A new type of CAR-T immunotherapy that targets aggressive T-cell blood cancer shows high remission rates and manageable side effects, according to the results of an international clinical trial.

Traditionally, CAR-T immunotherapies are adapted from the patient's immune cells. These cells are then genetically modified to produce a protein on their surface called chimeric antigen receptors (CARs), which recognise and target cancer cells. Contrastingly, the therapy – WU-CART-007 – in clinical development is produced from cells donated from any healthy individual and can be used to treat any patient with a T-cell cancer. This deems the therapy universal and readily available, reducing the wait times before treatment.

'For patients with these rare and aggressive cancers, who have no other options, this has the potential to become a transformative advance in the field,' said Professor John DiPersio, director of the Centre for Gene and Cellular Immunotherapy at the Washington University School of Medicine, St Louis, Missouri, who first developed the therapy and senior author of the paper published in Blood. 'This CAR-T cell treatment shows promise in becoming a "bridge-to-transplant" therapy for patients who would otherwise not be eligible for stem cell transplantation, which is the only potentially curative treatment for these blood cancers.'

The clinical trial included 28 adult and adolescent participants with T cell acute lymphoblastic leukaemia and T cell lymphoblastic lymphoma that either returned after several lines of therapy or that standard therapy proved ineffective for them. This type of patient, on average, will only survive six months, and less than seven percent survive beyond five years.

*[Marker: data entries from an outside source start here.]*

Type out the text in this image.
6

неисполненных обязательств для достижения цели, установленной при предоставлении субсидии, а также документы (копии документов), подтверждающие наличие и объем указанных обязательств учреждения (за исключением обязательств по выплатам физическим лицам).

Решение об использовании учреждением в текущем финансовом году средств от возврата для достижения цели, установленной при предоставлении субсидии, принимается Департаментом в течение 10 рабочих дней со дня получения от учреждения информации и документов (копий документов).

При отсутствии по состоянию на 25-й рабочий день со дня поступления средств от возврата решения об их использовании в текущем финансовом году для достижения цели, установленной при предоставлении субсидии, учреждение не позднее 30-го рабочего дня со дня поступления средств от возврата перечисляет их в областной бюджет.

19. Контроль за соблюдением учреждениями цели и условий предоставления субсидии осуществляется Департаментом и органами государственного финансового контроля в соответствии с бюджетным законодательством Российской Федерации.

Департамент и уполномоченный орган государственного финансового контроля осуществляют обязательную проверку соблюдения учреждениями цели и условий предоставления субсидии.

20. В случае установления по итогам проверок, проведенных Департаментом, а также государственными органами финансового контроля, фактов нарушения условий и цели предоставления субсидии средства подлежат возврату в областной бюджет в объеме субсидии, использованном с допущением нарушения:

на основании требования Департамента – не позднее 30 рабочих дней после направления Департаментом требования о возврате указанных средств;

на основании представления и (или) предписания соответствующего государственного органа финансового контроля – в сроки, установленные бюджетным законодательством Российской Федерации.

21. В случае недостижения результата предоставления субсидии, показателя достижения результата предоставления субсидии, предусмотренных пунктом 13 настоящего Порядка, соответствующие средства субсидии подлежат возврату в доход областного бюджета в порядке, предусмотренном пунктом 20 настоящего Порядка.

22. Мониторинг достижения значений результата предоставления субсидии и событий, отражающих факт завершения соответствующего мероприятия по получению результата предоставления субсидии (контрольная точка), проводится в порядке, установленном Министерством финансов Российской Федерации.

The phase I/II clinical trial was conducted across multiple cancer centres in Europe, Australia and the USA. A dose escalation trial was performed on 15 patients, meaning patients were given increasing amounts of the new therapy to find the optimal dose. Subsequently, 13 patients were administered the full dose of 900 million CAR-T cells following lymphodepletion, a procedure that reduces the patients' immune cells to make room for the therapeutic cells. Two of these patients died from the cancer or treatment complications, such as infection, during the study period.

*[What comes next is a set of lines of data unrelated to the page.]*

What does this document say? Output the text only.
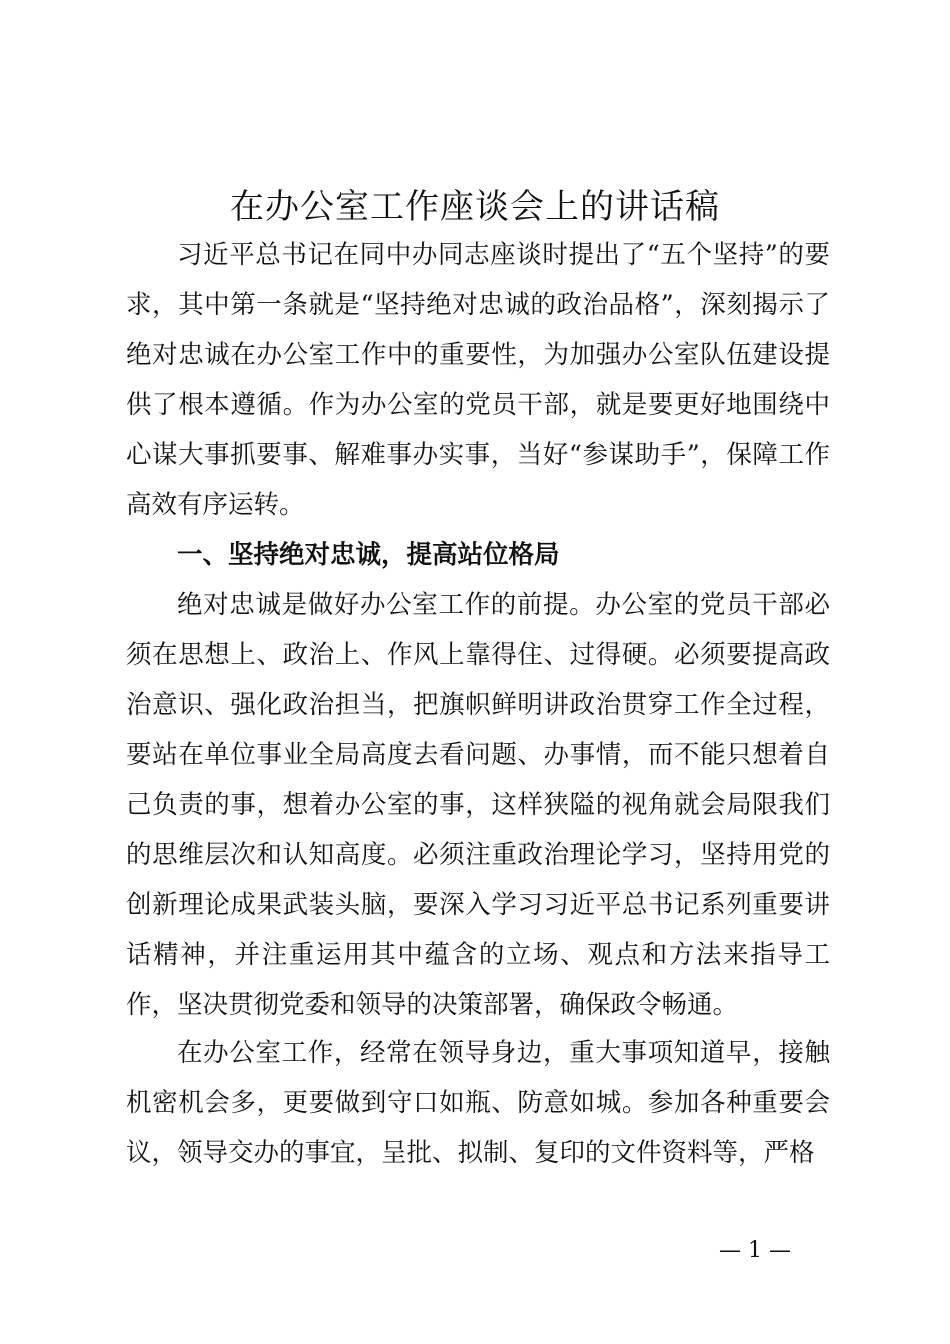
在办公室工作座谈会上的讲话稿

习近平总书记在同中办同志座谈时提出了“五个坚持”的要求，其中第一条就是“坚持绝对忠诚的政治品格”，深刻揭示了绝对忠诚在办公室工作中的重要性，为加强办公室队伍建设提供了根本遵循。作为办公室的党员干部，就是要更好地围绕中心谋大事抓要事、解难事办实事，当好“参谋助手”，保障工作高效有序运转。

一、坚持绝对忠诚，提高站位格局

绝对忠诚是做好办公室工作的前提。办公室的党员干部必须在思想上、政治上、作风上靠得住、过得硬。必须要提高政治意识、强化政治担当，把旗帜鲜明讲政治贯穿工作全过程，要站在单位事业全局高度去看问题、办事情，而不能只想着自己负责的事，想着办公室的事，这样狭隘的视角就会局限我们的思维层次和认知高度。必须注重政治理论学习，坚持用党的创新理论成果武装头脑，要深入学习习近平总书记系列重要讲话精神，并注重运用其中蕴含的立场、观点和方法来指导工作，坚决贯彻党委和领导的决策部署，确保政令畅通。

在办公室工作，经常在领导身边，重大事项知道早，接触机密机会多，更要做到守口如瓶、防意如城。参加各种重要会议，领导交办的事宜，呈批、拟制、复印的文件资料等，严格

— 1 —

Among the 11 who completed the treatment, ten had their cancer disappear or significantly reduced, and eight were in complete remission, meaning they showed no evidence of cancer. At the study's data cut off, six patients who subsequently underwent a stem cell transplant remained in remission six to 12 months later.

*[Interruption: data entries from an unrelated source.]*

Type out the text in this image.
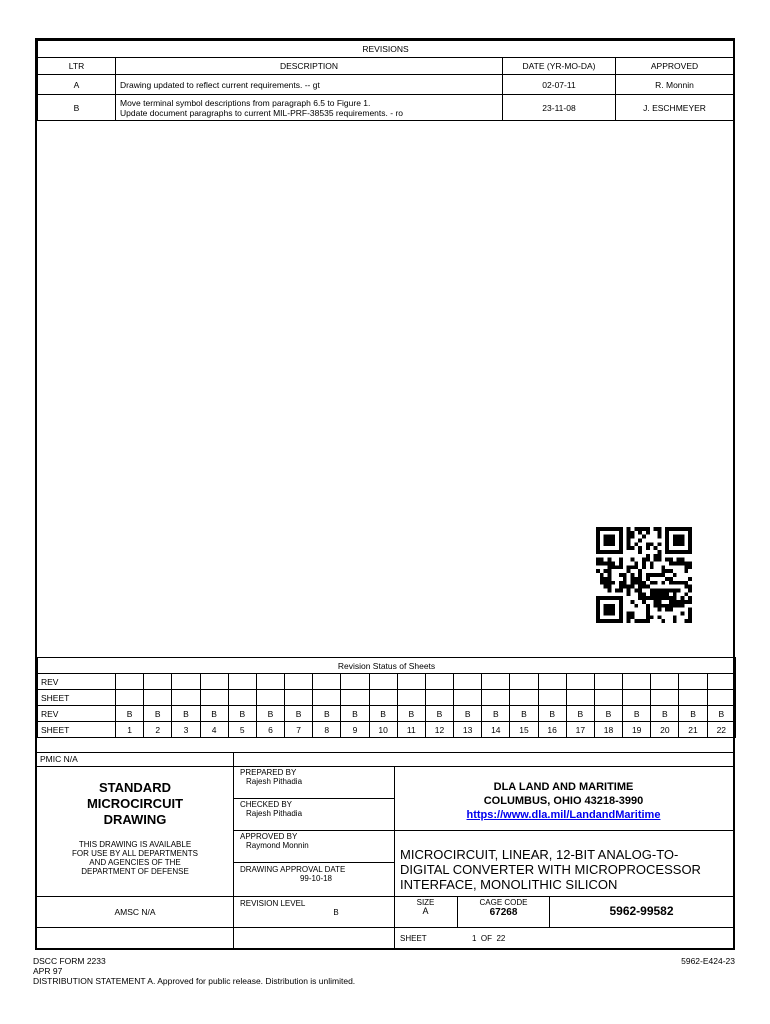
REVISIONS			
LTR	DESCRIPTION	DATE (YR-MO-DA)	APPROVED
A	Drawing updated to reflect current requirements. -- gt	02-07-11	R. Monnin
B	Move terminal symbol descriptions from paragraph 6.5 to Figure 1.
Update document paragraphs to current MIL-PRF-38535 requirements. - ro	23-11-08	J. ESCHMEYER
Revision Status of Sheets																						
REV																						
SHEET																						
REV	B	B	B	B	B	B	B	B	B	B	B	B	B	B	B	B	B	B	B	B	B	B
SHEET	1	2	3	4	5	6	7	8	9	10	11	12	13	14	15	16	17	18	19	20	21	22
PMIC N/A
STANDARD
MICROCIRCUIT
DRAWING
THIS DRAWING IS AVAILABLE
FOR USE BY ALL DEPARTMENTS
AND AGENCIES OF THE
DEPARTMENT OF DEFENSE
AMSC N/A
PREPARED BY
Rajesh Pithadia
CHECKED BY
Rajesh Pithadia
APPROVED BY
Raymond Monnin
DRAWING APPROVAL DATE
99-10-18
REVISION LEVEL
B
DLA LAND AND MARITIME
COLUMBUS, OHIO 43218-3990
https://www.dla.mil/LandandMaritime
MICROCIRCUIT, LINEAR, 12-BIT ANALOG-TO-
DIGITAL CONVERTER WITH MICROPROCESSOR
INTERFACE, MONOLITHIC SILICON
SIZE
A
CAGE CODE
67268	5962-99582
SHEET	1  OF  22
DSCC FORM 2233
APR 97
DISTRIBUTION STATEMENT A. Approved for public release. Distribution is unlimited.
5962-E424-23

'These responses are remarkable because the patients in this trial had run out of options. They had very aggressive cancers return after several lines of therapy, including several who relapsed after an earlier stem cell transplant,' said first and corresponding author Professor Armin Ghobadi, from the Washington University School of Medicine.

Nevertheless, the trial has revealed adverse effects of therapy, as 88.5 percent of patients experienced cytokine release syndrome, which is essentially full-body inflammation and a common side effect of CAR-T cell therapy. In addition, two patients experienced immune effector cell-associated neurotoxicity syndrome and one patient experienced mild graft-vs-host disease. The adverse events reported were all managed with additional therapies.

The researchers have launched a larger international clinical trial, with a longer follow-up, to further evaluate the therapy and to determine whether WU-CART-007 could be curative on its own.